Sea kayaking: Residents can launch right in the harbour downtown and head south out of the sound for the protected channels of Massassauga Provincial Park or north to the Mink and McCoy islands off Snug Harbour.


Diving: A half-hour boat ride brings scuba divers to at least four sunken ships, including the S.S. Atlantic, which foundered in 1903 and still has much of its machinery intact (you can swim through its boiler).


Hiking: Day hikers can explore the pink granite points of Killbear Provincial Park at the northeast end of the sound. Those with longer rambling on their mind can head 150 kilometres north to Killarney Provincial Park.


Biking: The Seguin Trail, a former railway turned pathway,  starts near town and runs through the woods for 75 kilometres (one way).


Skiing: Come winter the Georgian Nordic Ski and Canoe Club opens 25 kilometres of trails just east of town.

About town
Residents in this red-brick town take their entertainment seriously. The 480-seat Charles W. Stockey Centre for Performing Arts hosts the world-renowned Festival of the Sound every summer, and presents concerts year round. There’s also a burgeoning folk music scene, initiated by the kayakheads at the nearby White Squall Paddling Centre, who hold their annual Georgian Bay Kayak and Canoe Festival in May.
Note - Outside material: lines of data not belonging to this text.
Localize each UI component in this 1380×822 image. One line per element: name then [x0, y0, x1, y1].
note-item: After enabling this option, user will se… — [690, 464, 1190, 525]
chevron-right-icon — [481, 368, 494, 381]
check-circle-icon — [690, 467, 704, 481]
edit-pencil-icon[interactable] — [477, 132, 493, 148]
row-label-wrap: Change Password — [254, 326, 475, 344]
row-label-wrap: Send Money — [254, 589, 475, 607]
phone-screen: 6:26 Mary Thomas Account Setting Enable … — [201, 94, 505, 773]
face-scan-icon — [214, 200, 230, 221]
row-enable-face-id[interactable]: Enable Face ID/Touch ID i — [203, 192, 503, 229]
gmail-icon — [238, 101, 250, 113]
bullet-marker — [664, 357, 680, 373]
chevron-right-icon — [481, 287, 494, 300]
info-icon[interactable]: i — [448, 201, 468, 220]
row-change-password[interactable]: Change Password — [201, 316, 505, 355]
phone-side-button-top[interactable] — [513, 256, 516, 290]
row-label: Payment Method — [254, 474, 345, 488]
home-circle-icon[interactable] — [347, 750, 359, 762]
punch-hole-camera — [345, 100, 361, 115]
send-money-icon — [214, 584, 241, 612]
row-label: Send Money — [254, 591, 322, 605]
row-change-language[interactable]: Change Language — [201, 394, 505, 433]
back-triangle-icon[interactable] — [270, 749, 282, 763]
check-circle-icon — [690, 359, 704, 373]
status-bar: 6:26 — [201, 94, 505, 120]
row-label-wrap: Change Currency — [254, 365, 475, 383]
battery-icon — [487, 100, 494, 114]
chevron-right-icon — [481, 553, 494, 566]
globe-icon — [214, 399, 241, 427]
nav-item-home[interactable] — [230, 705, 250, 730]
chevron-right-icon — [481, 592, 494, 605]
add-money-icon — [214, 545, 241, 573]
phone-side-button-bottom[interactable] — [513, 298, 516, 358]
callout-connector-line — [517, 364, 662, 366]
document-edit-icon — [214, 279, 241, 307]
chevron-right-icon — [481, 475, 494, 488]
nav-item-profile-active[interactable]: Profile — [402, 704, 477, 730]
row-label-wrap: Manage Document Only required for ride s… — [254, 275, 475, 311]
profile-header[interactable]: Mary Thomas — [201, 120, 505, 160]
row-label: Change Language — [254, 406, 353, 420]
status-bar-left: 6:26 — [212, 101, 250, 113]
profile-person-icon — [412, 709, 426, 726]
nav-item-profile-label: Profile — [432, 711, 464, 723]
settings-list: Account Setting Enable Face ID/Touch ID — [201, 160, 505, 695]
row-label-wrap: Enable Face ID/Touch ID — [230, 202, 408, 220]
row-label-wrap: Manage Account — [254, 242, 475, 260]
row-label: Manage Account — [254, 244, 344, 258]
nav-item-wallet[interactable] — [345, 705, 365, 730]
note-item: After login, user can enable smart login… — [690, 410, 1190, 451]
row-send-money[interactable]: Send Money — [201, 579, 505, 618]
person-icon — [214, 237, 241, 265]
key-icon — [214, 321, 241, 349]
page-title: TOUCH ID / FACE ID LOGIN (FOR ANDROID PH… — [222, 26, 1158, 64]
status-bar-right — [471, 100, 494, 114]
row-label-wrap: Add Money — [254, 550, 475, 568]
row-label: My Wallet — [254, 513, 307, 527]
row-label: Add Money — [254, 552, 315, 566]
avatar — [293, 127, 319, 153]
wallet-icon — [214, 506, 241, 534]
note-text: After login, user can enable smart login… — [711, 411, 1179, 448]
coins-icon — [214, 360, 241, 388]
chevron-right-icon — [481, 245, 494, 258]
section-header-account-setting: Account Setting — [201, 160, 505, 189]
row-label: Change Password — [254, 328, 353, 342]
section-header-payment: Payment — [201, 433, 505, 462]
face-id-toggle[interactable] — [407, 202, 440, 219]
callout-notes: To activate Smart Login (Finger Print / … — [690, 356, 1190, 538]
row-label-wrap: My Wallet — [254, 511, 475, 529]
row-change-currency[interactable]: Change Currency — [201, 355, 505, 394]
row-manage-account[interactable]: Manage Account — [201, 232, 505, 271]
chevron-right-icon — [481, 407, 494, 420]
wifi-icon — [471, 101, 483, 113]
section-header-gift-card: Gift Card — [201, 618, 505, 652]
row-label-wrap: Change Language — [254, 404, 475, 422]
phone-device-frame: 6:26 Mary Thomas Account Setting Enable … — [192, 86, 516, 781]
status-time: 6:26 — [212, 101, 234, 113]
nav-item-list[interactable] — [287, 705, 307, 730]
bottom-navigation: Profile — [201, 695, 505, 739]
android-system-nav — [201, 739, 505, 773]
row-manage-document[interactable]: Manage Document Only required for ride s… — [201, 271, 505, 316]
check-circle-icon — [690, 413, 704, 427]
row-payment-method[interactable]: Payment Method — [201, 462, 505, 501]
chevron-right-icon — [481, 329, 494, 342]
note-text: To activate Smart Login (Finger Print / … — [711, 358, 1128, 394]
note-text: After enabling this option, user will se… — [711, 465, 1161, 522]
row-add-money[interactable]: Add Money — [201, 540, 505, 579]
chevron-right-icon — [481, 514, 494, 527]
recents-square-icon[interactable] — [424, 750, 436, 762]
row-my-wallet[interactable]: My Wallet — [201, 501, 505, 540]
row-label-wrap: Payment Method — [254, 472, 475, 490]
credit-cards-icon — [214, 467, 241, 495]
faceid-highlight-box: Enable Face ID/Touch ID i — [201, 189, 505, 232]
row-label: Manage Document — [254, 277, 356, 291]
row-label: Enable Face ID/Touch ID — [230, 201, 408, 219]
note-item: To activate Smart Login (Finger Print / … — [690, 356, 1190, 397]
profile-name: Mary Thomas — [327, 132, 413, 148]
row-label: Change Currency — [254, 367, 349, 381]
In fact, with the number of home recording studios being built by staff from White Squall and climbing rope manufacturer Esprit Ropes, Parry Sound is on its way to creating its own signature music scene the way Seattle did with grunge in the 1990s—albeit with even more flannel. On the food front, locals generally hit up Wellington’s Pub or head to the pricier Log Cabin Inn. Half an hour north, The Inn at Manitou boasts an international  reputation for excellent cuisine, thanks to a kitchen staffed by 12 French chefs.